Le soir, un feu d’artifice autogéré et la chanson « ON EST LÀ » clôturent la journée.

 

 

Dimanche

La dernière journée va s’achever à 18h. Elle commence par l’évocation de l’importance de développer les cantines de lutte qui existent déjà et qui fonctionnent par le bénévolat et à prix libre. Toute la logistique de l’intendance de l’assemblée est assurée ainsi. Le mouvement fait réfléchir les têtes mais nourrit les ventres aussi.

L’importance d’arriver à faire descendre les propositions au niveau local et à faire remonter les décisions pour les formuler collectivement est au cœur du débat. Toutes les questions de l’assemblée sont reprises et soumises au vote des délégués. Malgré quelques critiques, conflictualités, méfiances, difficultés, la fraternité a pu maintenir ensemble les morceaux communs, en évitant néanmoins de se confronter aux questions délicates comme la position à assumer concernant la prise en otage de ceux qui ne partagent pas l’utilisation de la violence avec ceux qui la pratique dans les manifestations.

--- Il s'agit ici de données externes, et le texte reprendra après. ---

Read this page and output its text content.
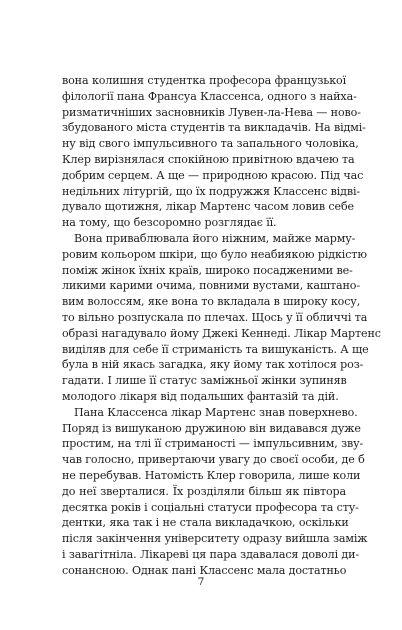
вона колишня студентка професора французької
філології пана Франсуа Классенса, одного з найха-
ризматичніших засновників Лувен-ла-Нева — ново-
збудованого міста студентів та викладачів. На відмі-
ну від свого імпульсивного та запального чоловіка,
Клер вирізнялася спокійною привітною вдачею та
добрим серцем. А ще — природною красою. Під час
недільних літургій, що їх подружжя Классенс відві-
дувало щотижня, лікар Мартенс часом ловив себе
на тому, що безсоромно розглядає її.
Вона приваблювала його ніжним, майже марму-
ровим кольором шкіри, що було неабиякою рідкістю
поміж жінок їхніх країв, широко посадженими ве-
ликими карими очима, повними вустами, каштано-
вим волоссям, яке вона то вкладала в широку косу,
то вільно розпускала по плечах. Щось у її обличчі та
образі нагадувало йому Джекі Кеннеді. Лікар Мартенс
виділяв для себе її стриманість та вишуканість. А ще
була в ній якась загадка, яку йому так хотілося роз-
гадати. І лише її статус заміжньої жінки зупиняв
молодого лікаря від подальших фантазій та дій.
Пана Классенса лікар Мартенс знав поверхнево.
Поряд із вишуканою дружиною він видавався дуже
простим, на тлі її стриманості — імпульсивним, зву-
чав голосно, привертаючи увагу до своєї особи, де б
не перебував. Натомість Клер говорила, лише коли
до неї зверталися. Їх розділяли більш як півтора
десятка років і соціальні статуси професора та сту-
дентки, яка так і не стала викладачкою, оскільки
після закінчення університету одразу вийшла заміж
і завагітніла. Лікареві ця пара здавалася доволі ди-
сонансною. Однак пані Классенс мала достатньо
7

À la fin de l’Assemblée de Saint-Nazaire, imparfaite mais bien réelle, voici comment la volonté fraternelle a été déclinée en trois phrases finales par le groupe organisateur :

1) recherche du consensuel

2) refus des leaders

3) AdA (Assemblée des Assemblées) conçue comme une plateforme de liens qui respecte la souveraineté des groupes locaux.

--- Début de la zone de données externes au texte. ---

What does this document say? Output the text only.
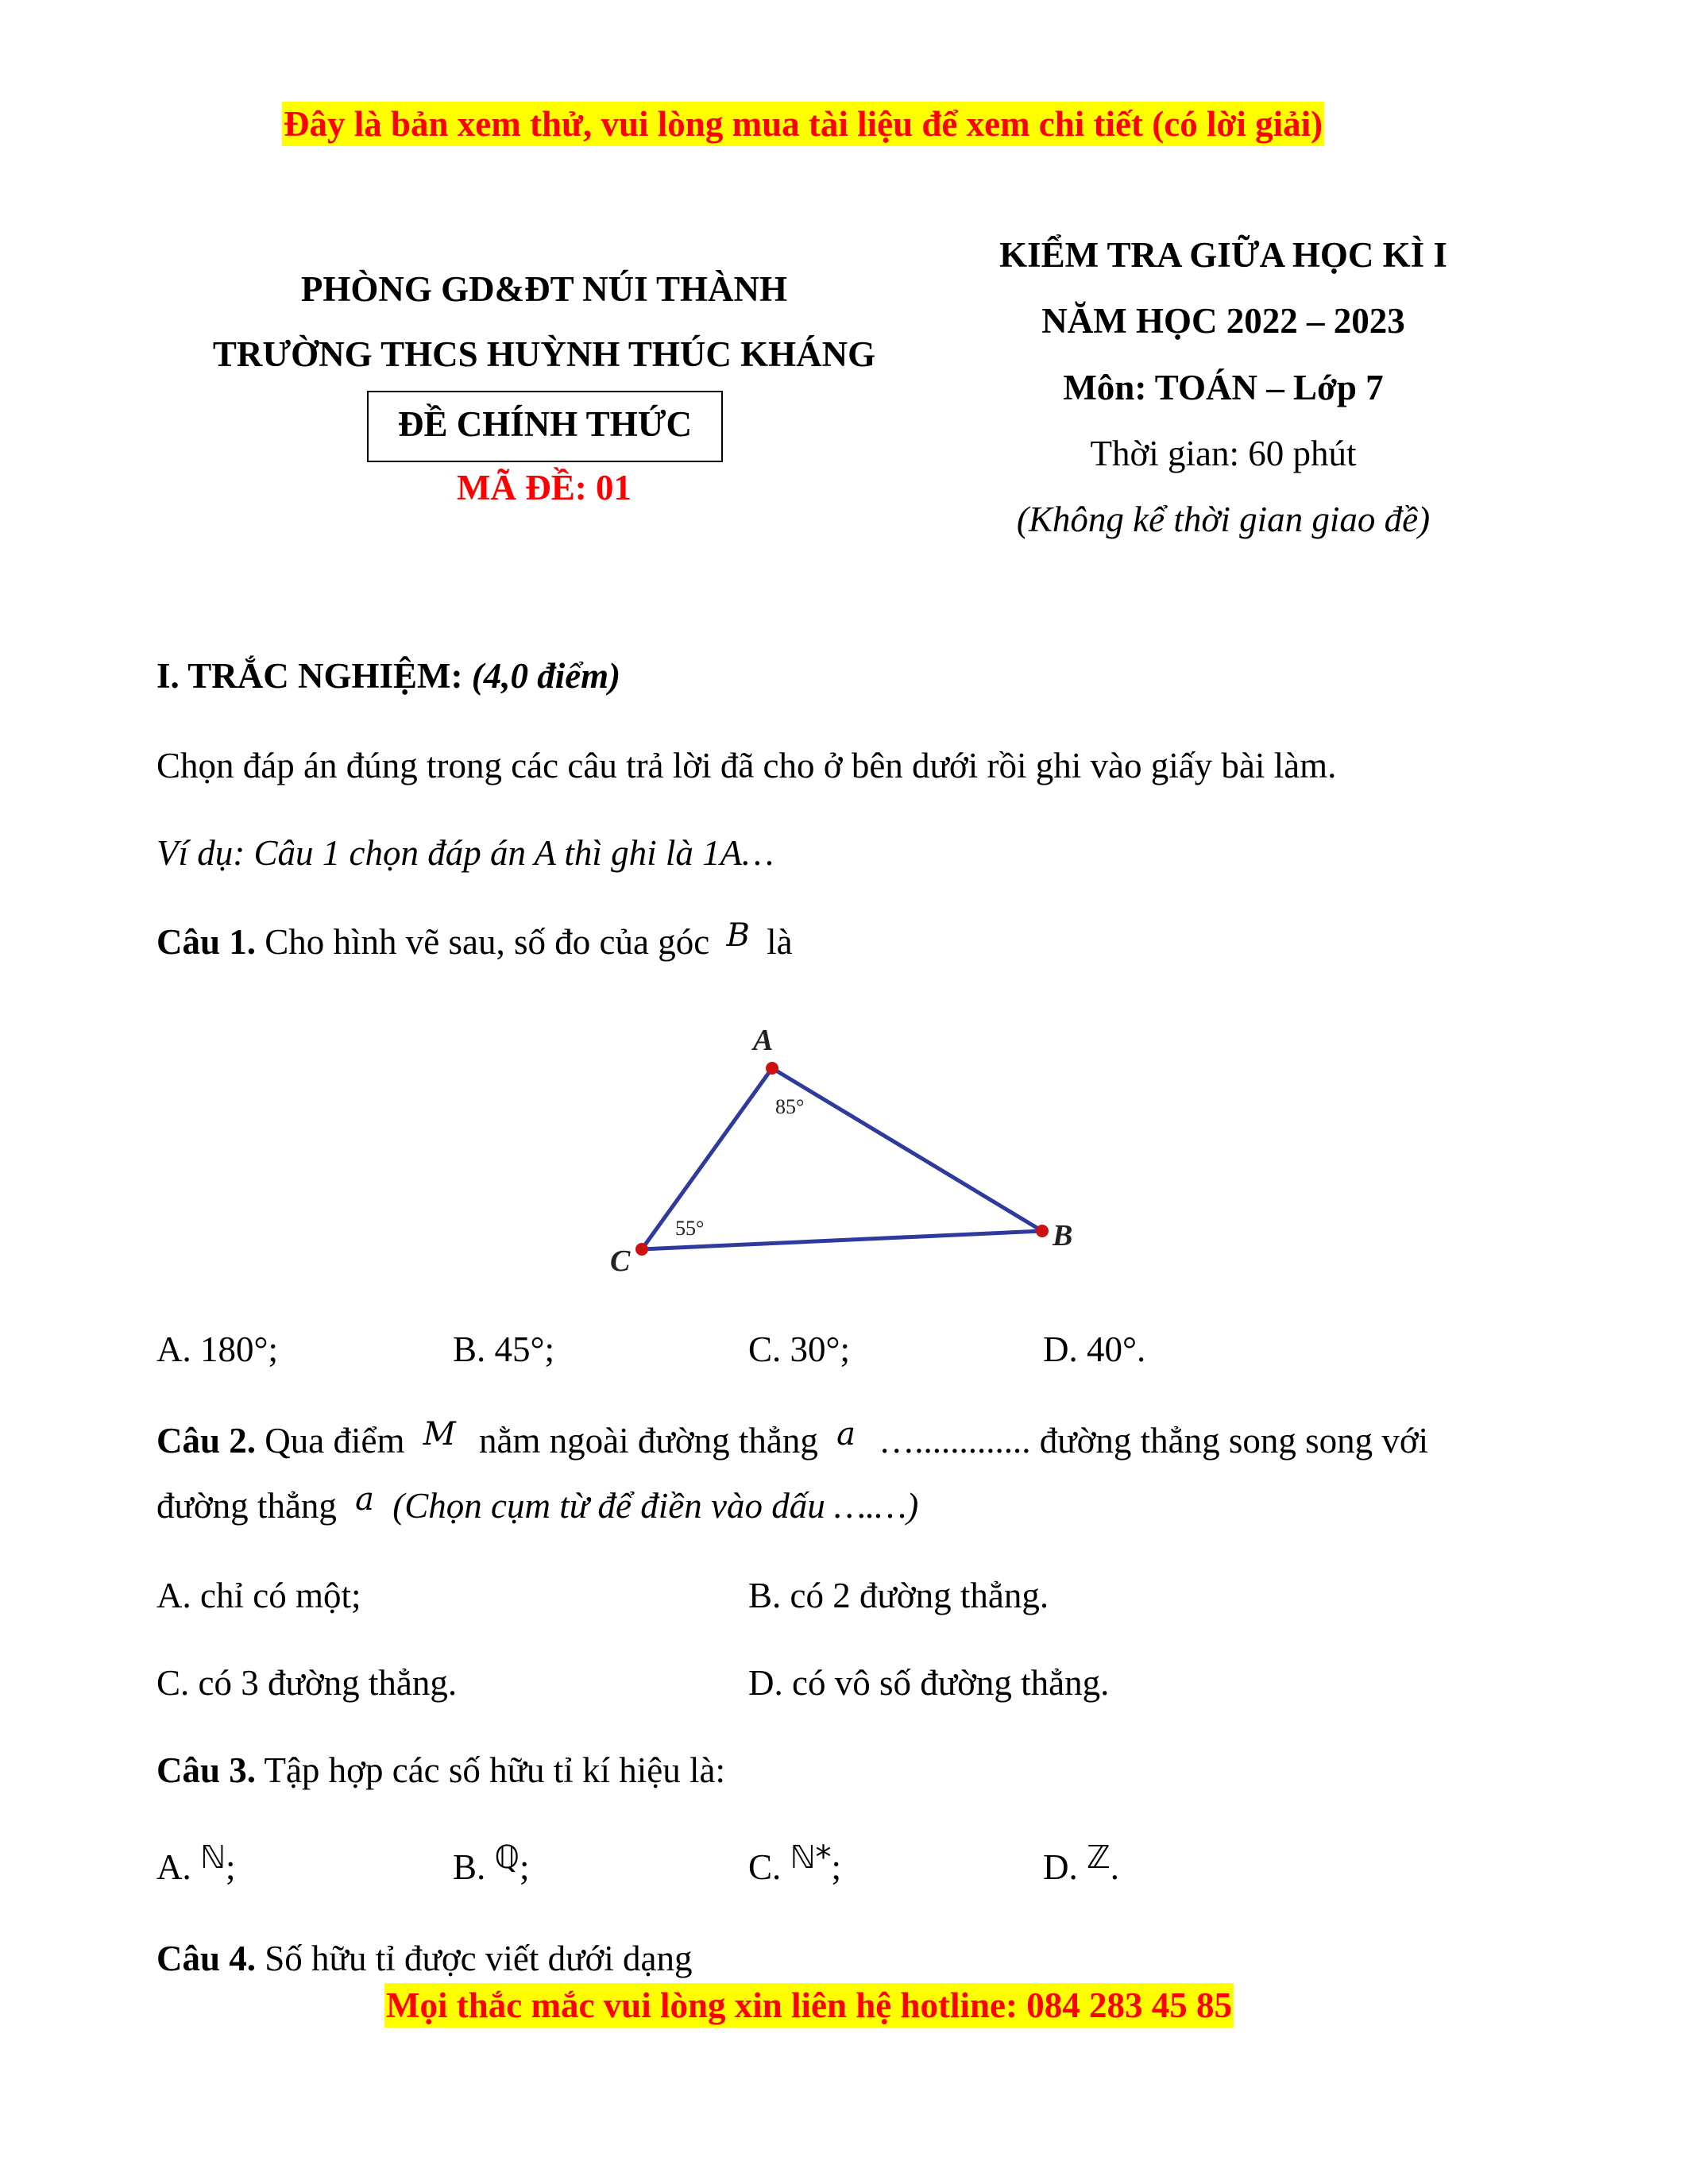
Đây là bản xem thử, vui lòng mua tài liệu để xem chi tiết (có lời giải)
PHÒNG GD&ĐT NÚI THÀNH
TRƯỜNG THCS HUỲNH THÚC KHÁNG
ĐỀ CHÍNH THỨC
MÃ ĐỀ: 01
KIỂM TRA GIỮA HỌC KÌ I
NĂM HỌC 2022 – 2023
Môn: TOÁN – Lớp 7
Thời gian: 60 phút
(Không kể thời gian giao đề)
I. TRẮC NGHIỆM: (4,0 điểm)
Chọn đáp án đúng trong các câu trả lời đã cho ở bên dưới rồi ghi vào giấy bài làm.
Ví dụ: Câu 1 chọn đáp án A thì ghi là 1A…
Câu 1. Cho hình vẽ sau, số đo của góc B là
A
B
C
85°
55°
A. 180°;	B. 45°;	C. 30°;	D. 40°.
Câu 2. Qua điểm M nằm ngoài đường thẳng a …............. đường thẳng song song với
đường thẳng a (Chọn cụm từ để điền vào dấu ….…)
A. chỉ có một;	B. có 2 đường thẳng.
C. có 3 đường thẳng.	D. có vô số đường thẳng.
Câu 3. Tập hợp các số hữu tỉ kí hiệu là:
A. ℕ;	B. ℚ;	C. ℕ*;	D. ℤ.
Câu 4. Số hữu tỉ được viết dưới dạng
Mọi thắc mắc vui lòng xin liên hệ hotline: 084 283 45 85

À l’issue de trois journées de débats intensifs, parfois houleux, un texte final a été adopté, « l’Appel de Saint-Nazaire », recensant une série de revendications tant sociales qu’écologiques et politiques, visant à combattre un système global pour sortir du capitalisme :

• augmentation générale des salaires, des retraites et des minima sociaux.

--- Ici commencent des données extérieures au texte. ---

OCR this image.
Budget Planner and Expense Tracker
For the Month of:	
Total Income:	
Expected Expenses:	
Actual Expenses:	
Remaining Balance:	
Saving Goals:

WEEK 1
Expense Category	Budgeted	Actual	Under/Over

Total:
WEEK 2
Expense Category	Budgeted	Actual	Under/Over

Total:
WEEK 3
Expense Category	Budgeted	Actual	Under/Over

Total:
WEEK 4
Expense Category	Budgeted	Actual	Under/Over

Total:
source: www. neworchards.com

• des services publics pour tous et toutes.

• urgence environnementale décrétée.

• mise en place d’une démocratie directe (en lieu et place d’un gouvernement non représentatif au service exclusif des plus privilégiés).

• indépendance du mouvement vis-à-vis des partis politiques, des organisations syndicales.

• pas de leader autoproclamé du mouvement GJ.

• diffusion prochaine d’un calendrier d’actions à mener via une plateforme numérique.

• mise en chantier d’un nouveau mouvement social, écologique, populaire visant à unifier les différentes actions et à rechercher l’unité d’action.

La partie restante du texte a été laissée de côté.